Abarth 500C et Mazda MX-5 à l'essai 2

Petits cabriolets de moins de 25.000 € en comparaison

Quelle idée – le roadster culte en général, qui, à la fin des années 80, a réussi à raviver une catégorie de voitures qui avait longtemps été déclarée morte, une nouvelle voiture à quatre places et à traction avant, serait convertible d’origine italienne sur le côté. Mazda 2.0 rencontre Abarth 500C – tout d’abord, quelqu’un doit trouver ça ! C’est ce que je vais dire. Une comparaison avec le seul autre représentant du genre roadster constamment sur le marché au fil des ans, l’Alfa Romeo Spider, aurait certainement été plus évidente.

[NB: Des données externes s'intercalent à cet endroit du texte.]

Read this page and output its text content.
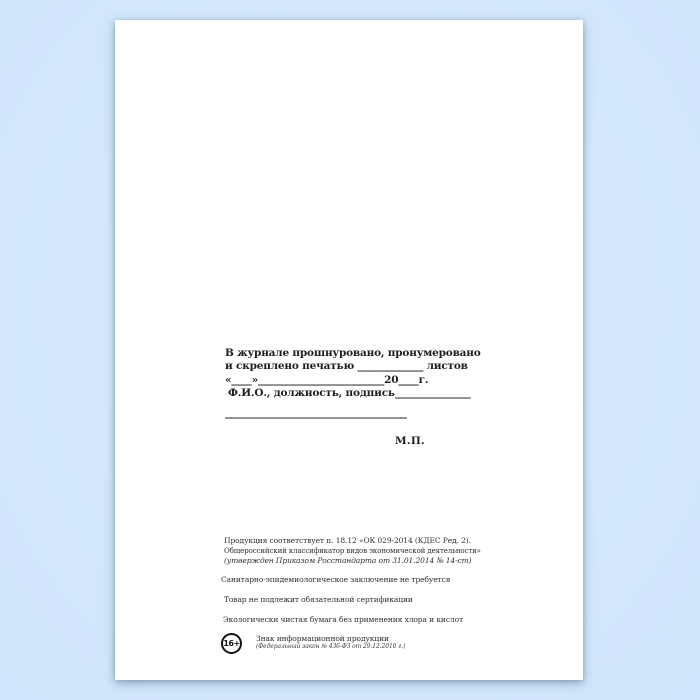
В журнале прошнуровано, пронумеровано
и скреплено печатью _____________ листов
«____»_________________________20____г.
Ф.И.О., должность, подпись_______________
_______________________________________
М.П.
Продукция соответствует п. 18.12 «ОК 029-2014 (КДЕС Ред. 2).
Общероссийский классификатор видов экономической деятельности»
(утвержден Приказом Росстандарта от 31.01.2014 № 14-ст)
Санитарно-эпидемиологическое заключение не требуется
Товар не подлежит обязательной сертификации
Экологически чистая бумага без применения хлора и кислот
16+
Знак информационной продукции
(Федеральный закон № 436-ФЗ от 29.12.2010 г.)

Mais qui dit que le plus évident est nécessairement le plus correct ? L’histoire actuelle est certainement plus intéressante – elle crée de l’espace pour l’étude du caractère. Et ceux qui accordent de l’importance à des faits irrévocables dans une comparaison doivent être mentionnés ici : performance similaire (140 et 160 ch), prix d’entrée similaire (21 000 euros pour l’Abarth et 24 290 euros pour la 2.0 MZR avec boîte à cinq vitesses) plus une capote qui peut être ouverte ici et là sur demande – cela justifie la comparaison. Tout le reste – c’est exact – prédestine les deux cabriolets inégaux à ne pas vraiment être des candidats aux essais comparatifs.

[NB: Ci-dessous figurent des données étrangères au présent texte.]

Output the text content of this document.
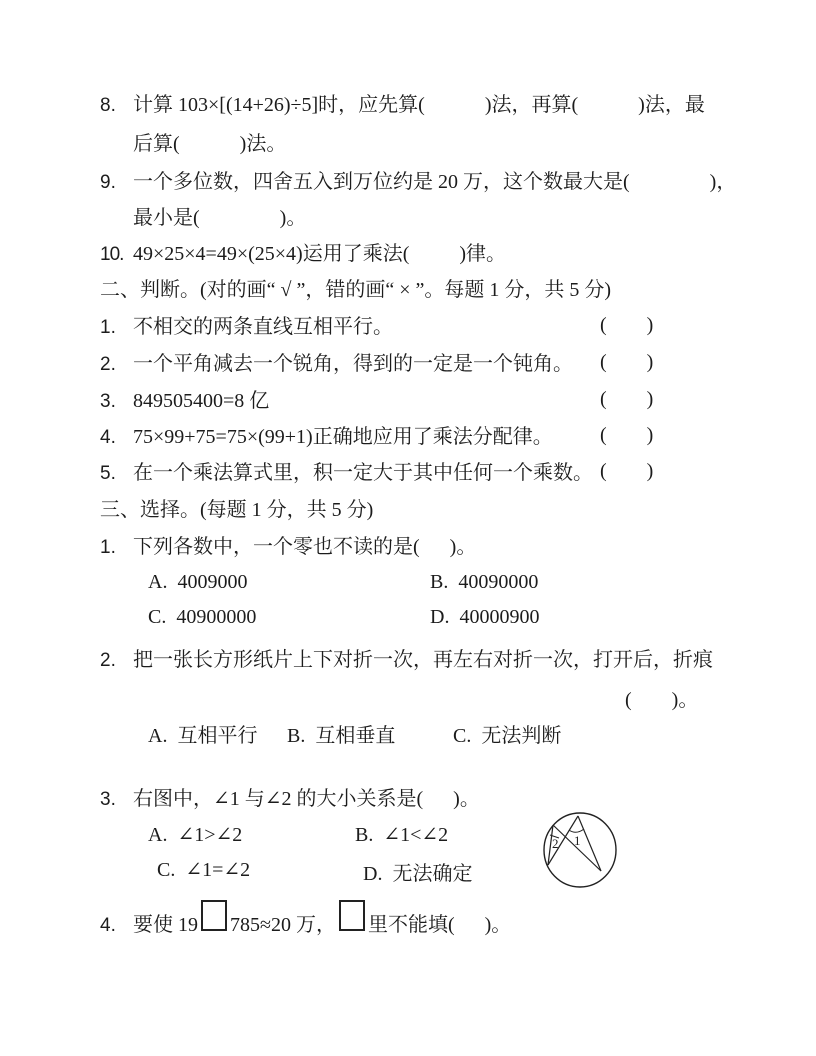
8. 计算 103×[(14+26)÷5]时，应先算(            )法，再算(            )法，最
后算(            )法。
9. 一个多位数，四舍五入到万位约是 20 万，这个数最大是(                )，
最小是(                )。
10. 49×25×4=49×(25×4)运用了乘法(          )律。
二、判断。(对的画“ √ ”，错的画“ × ”。每题 1 分，共 5 分)
1. 不相交的两条直线互相平行。	(        )
2. 一个平角减去一个锐角，得到的一定是一个钝角。 (        )
3. 849505400=8 亿	(        )
4. 75×99+75=75×(99+1)正确地应用了乘法分配律。 (        )
5. 在一个乘法算式里，积一定大于其中任何一个乘数。 (        )
三、选择。(每题 1 分，共 5 分)
1. 下列各数中，一个零也不读的是(      )。
A.  4009000	B.  40090000
C.  40900000	D.  40000900
2. 把一张长方形纸片上下对折一次，再左右对折一次，打开后，折痕
(        )。
A.  互相平行 B.  互相垂直	C.  无法判断
3. 右图中，∠1 与∠2 的大小关系是(      )。
A.  ∠1>∠2	B.  ∠1<∠2
C.  ∠1=∠2	D.  无法确定
1
2
4. 要使 19 785≈20 万， 里不能填(      )。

Deux places ici, quatre là, traction arrière sur la Mazda, traction avant sur l’Abarth, moteur quatre cylindres à aspiration naturelle avec deux litres de cylindrée contre moteur quatre cylindres suralimenté avec un mince 1,4 litres de cylindrée. En ce qui concerne le concept global, les deux contreparties présentent incontestablement des différences considérables. En même temps, elles constituent une excellente description de la diversité des espèces qui prévaut aujourd’hui dans la classe des cabriolets à bas prix. Et lorsqu’il s’agit de potentiel culte (comme en témoigne le nombre considérable de 500 dont la scène de rue peut difficilement se passer), l’Italien tout à fait adorable n’est pas moins impressionnant que le Japonais sportif et mince – surtout quand il fait le commerce sous le nom légendaire d’Abarth.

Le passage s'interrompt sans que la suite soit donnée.